Was hat Ihnen am Stück "Frau Müller muss weg!" gefallen?

"Ich glaube, dass es ein Stoff ist, der einen Nerv trifft. Wenn mich Leute fragen, was ich gerade vorhabe, und ich ihnen erzähle, dass ich an FRAU MÜLLER MUSS WEG arbeite und der Untertitel "Eine  Komödie über einen Elternabend" ist, erhalte ich immer sofort eine Reaktion: Ach, das wurde aber auch mal Zeit!

Offenbar ist der Leidensdruck bei diesem Thema sehr hoch. Meine Erfahrung ist, dass die Menschen das riesige Bedürfnis haben, sich auszutauschen und mitzuteilen, nachdem sie das Stück oder den Film gesehen haben. Und letztlich will man doch genau das als Regisseur: Geschichten erzählen, die etwas auslösen beim Zuschauer, die ihn bewegen und beschäftigen."

Wann wussten Sie, dass Sie aus dem Stück auch einen Film machen wollten?
"Gleich beim ersten Lesen. Mein Partner Tom Spieß von Little Shark und ich haben uns auch umgehend um die Verfilmungsrechte bemüht. Das ging im Grunde Hand in Hand mit der Theaterarbeit. Als das Stück im GRIPS Theater Premiere feierte, steckten wir bereits mitten in der Ausformulierung des Drehbuchs."

War es ein Vorteil, dass Sie den Stoff bereits im Theater inszeniert hatten?
"Auf jeden Fall.

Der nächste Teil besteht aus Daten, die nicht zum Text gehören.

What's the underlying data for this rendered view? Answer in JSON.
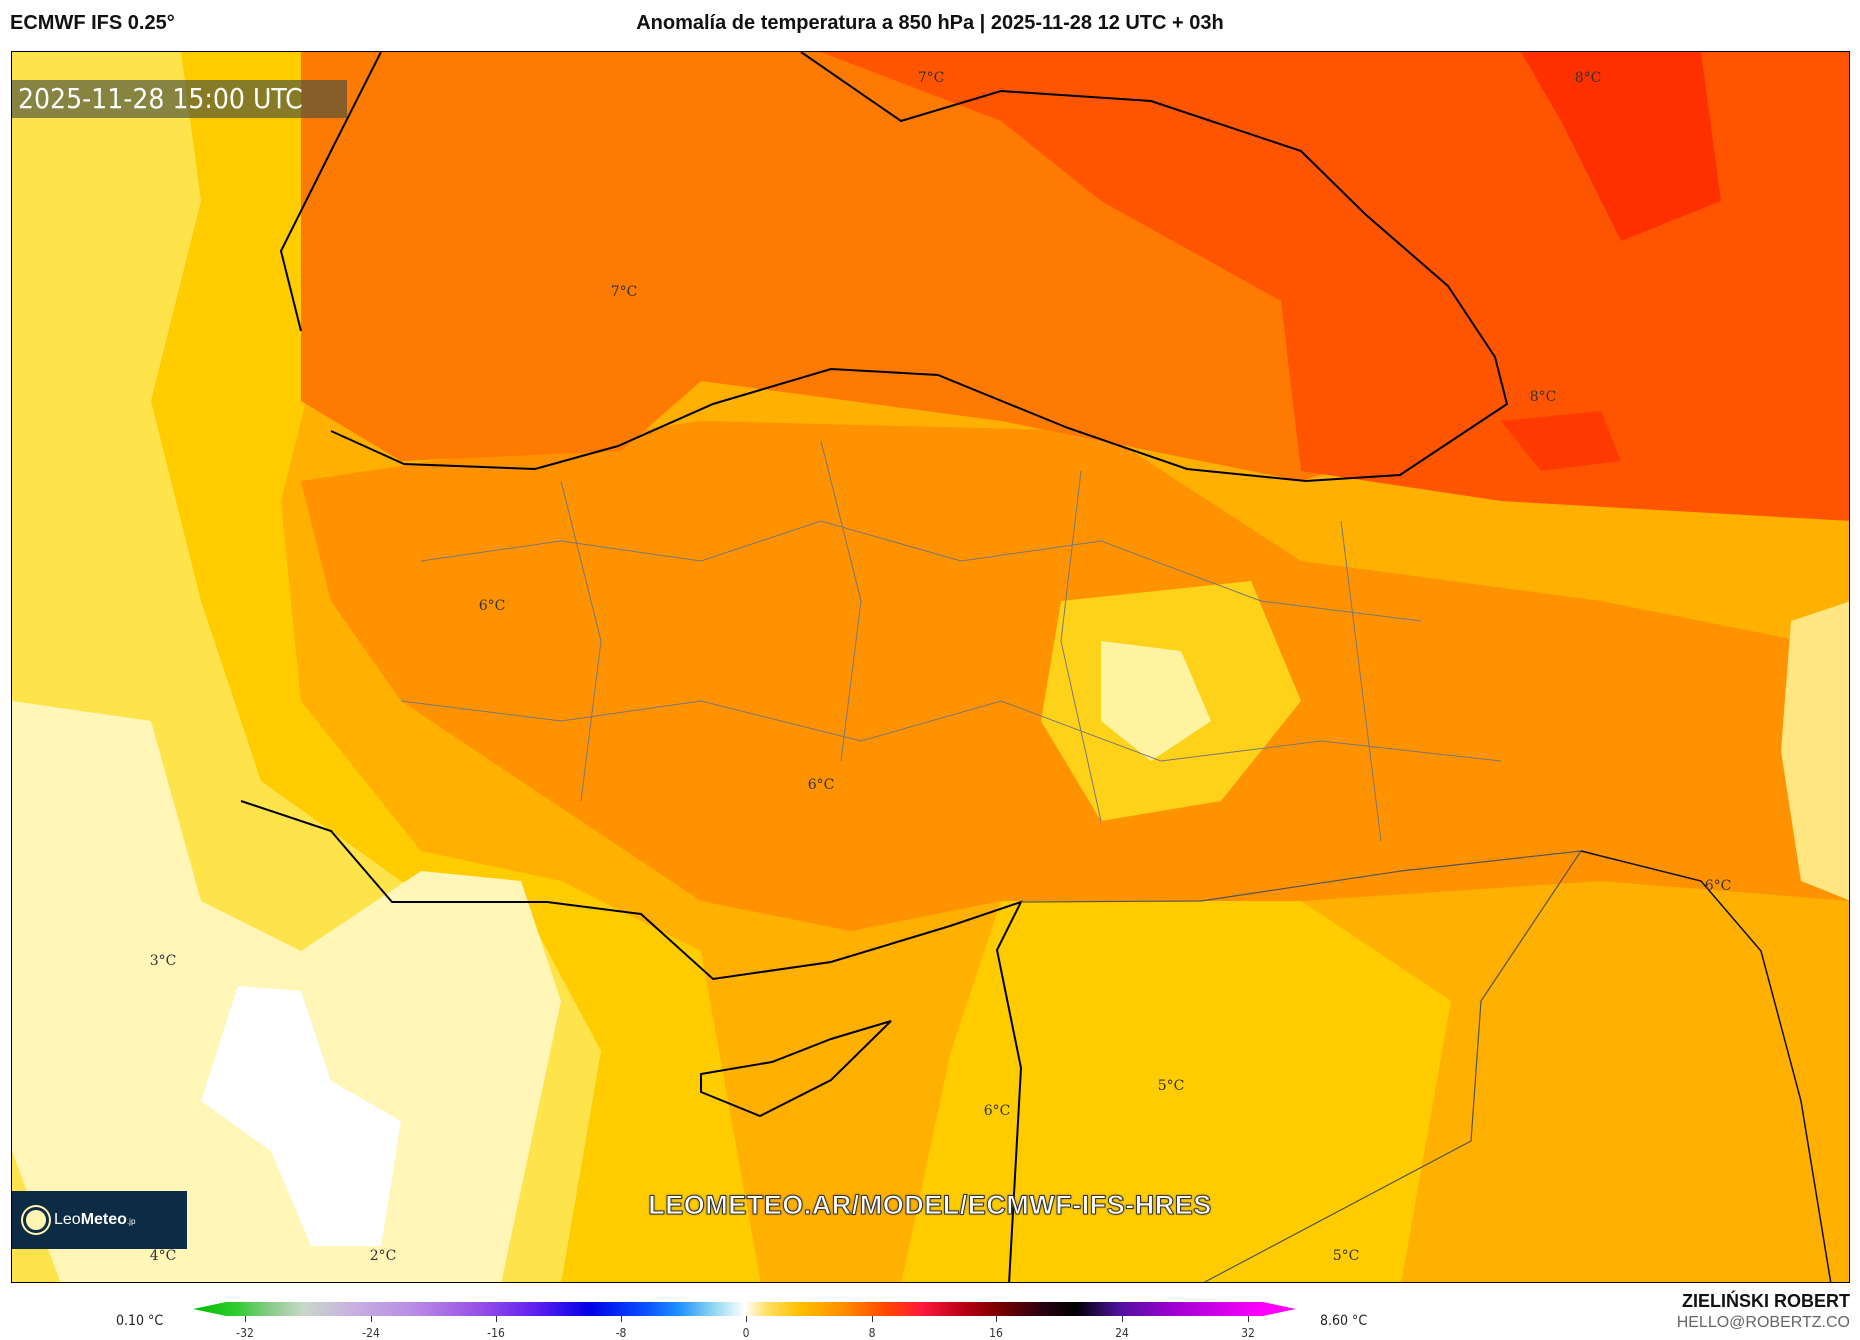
{
  "header": {
    "model": "ECMWF IFS 0.25°",
    "title": "Anomalía de temperatura a 850 hPa | 2025-11-28 12 UTC + 03h"
  },
  "map": {
    "valid_time": "2025-11-28 15:00 UTC",
    "logo": {
      "brand_light": "Leo",
      "brand_bold": "Meteo",
      "suffix": ".jp"
    },
    "watermark": "LEOMETEO.AR/MODEL/ECMWF-IFS-HRES",
    "contour_labels": [
      "7°C",
      "8°C",
      "7°C",
      "8°C",
      "6°C",
      "6°C",
      "6°C",
      "3°C",
      "5°C",
      "6°C",
      "4°C",
      "2°C",
      "5°C"
    ],
    "colors": {
      "pale": "#fff6b8",
      "light_yellow": "#ffe34a",
      "yellow": "#ffcc00",
      "amber": "#ffb000",
      "orange": "#ff9200",
      "dark_orange": "#ff7a00",
      "red_orange": "#ff5500",
      "red": "#ff3000"
    }
  },
  "colorbar": {
    "min_label": "0.10 °C",
    "max_label": "8.60 °C",
    "ticks": [
      "-32",
      "-24",
      "-16",
      "-8",
      "0",
      "8",
      "16",
      "24",
      "32"
    ]
  },
  "footer": {
    "author": "ZIELIŃSKI ROBERT",
    "email": "HELLO@ROBERTZ.CO"
  }
}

Ich kannte ja den Text in- und auswendig, viele Dialoge waren mit den GRIPS-Schauspielern schon genauestens herausgearbeitet. Gewöhnlich lasse ich meinen
Darstellern viel Raum, bestehe nicht unbedingt auf jede Zeile. Aber hier war alles bereits in meinem Kopf, ich musste es einfach nur abrufen und umsetzen. Ich will niemanden in seiner Kreativität einschränken, aber ich glaube, letzten Endes waren die Schauspieler nicht allzu sehr frustriert, mit einem Regisseur zu arbeiten, der genau weiß was er will."

Die Titelfigur bleibt über weite Strecken unsichtbar.
"Dafür haben wir uns auch erst im Verlauf der Arbeit entschieden. Klar war nur, dass Frau Müller ihren ersten großen Auftritt am Anfang und den zweiten am Ende haben würde. Aber es gab auch Fassungen, in denen wir im Verlauf der Handlung immer wieder auch zu ihr schneiden wollten. Auch hier hatten wir die Erkenntnis, dass es am sinnvollsten ist, sie nicht mehr zu zeigen, sondern ausschließlich bei den Eltern zu bleiben. Weil sie mit ihren Worten die eigentliche Handlung und die Konfrontation der Eltern angestoßen hat, ist sie im Grunde ja doch irgendwie immer anwesend. Aber jetzt müssen es die Eltern alleine miteinander ausmachen."

Hatten Sie ein Vorbild für FRAU MÜLLER MUSS WEG?
"In der Tat. Vor meinem geistigen Auge habe ich immer John Hughes Klassiker "Breakfast Club" gesehen, der eine ähnliche Prämisse hat, nur dass es bei ihm eine Gruppe von Schülern ist, die in einer Schule festsitzt. Ich wollte mich sogar ganz unmittelbar vor diesem Film verneigen: Der Chor am Ende des Films sollte eigentlich "Don’t You (Forget About Me)" von den Simple Minds singen, der auch in "Breakfast Club" zu hören ist. Letztlich hat aber Humperdincks "Abendsegen" besser gepasst."

Quelle: Constantin Film Verleih GmbH (Auszug des Interviews)

Foto: Sönke Wortmann mit Anke Engelke und Gabriela Maria Schmeide

FILMOGRAFIE (Auswahl)

1988 Drei D
1992 Kleine Haie
1994 Der bewegte Mann
2003 Das Wunder von Bern
2009 Die Päpstin
2014 Schoßgebete

Sönke Wortmann wurde für seine Werke vielfach ausgezeichnet: Unter anderem gewann er den "Bayerischen Fernsehpreis" für eine "Wahnsinnsehe" (1990), "Der Campus (1998) und "Das Wunder von Bern" sowie einen Bambi für "Der bewegte Mann" und "Deutschland. Ein Sommermärchen" (2006). 1997 war er selbst als Darsteller in "Knockin' on Heaven's Door" zu sehen.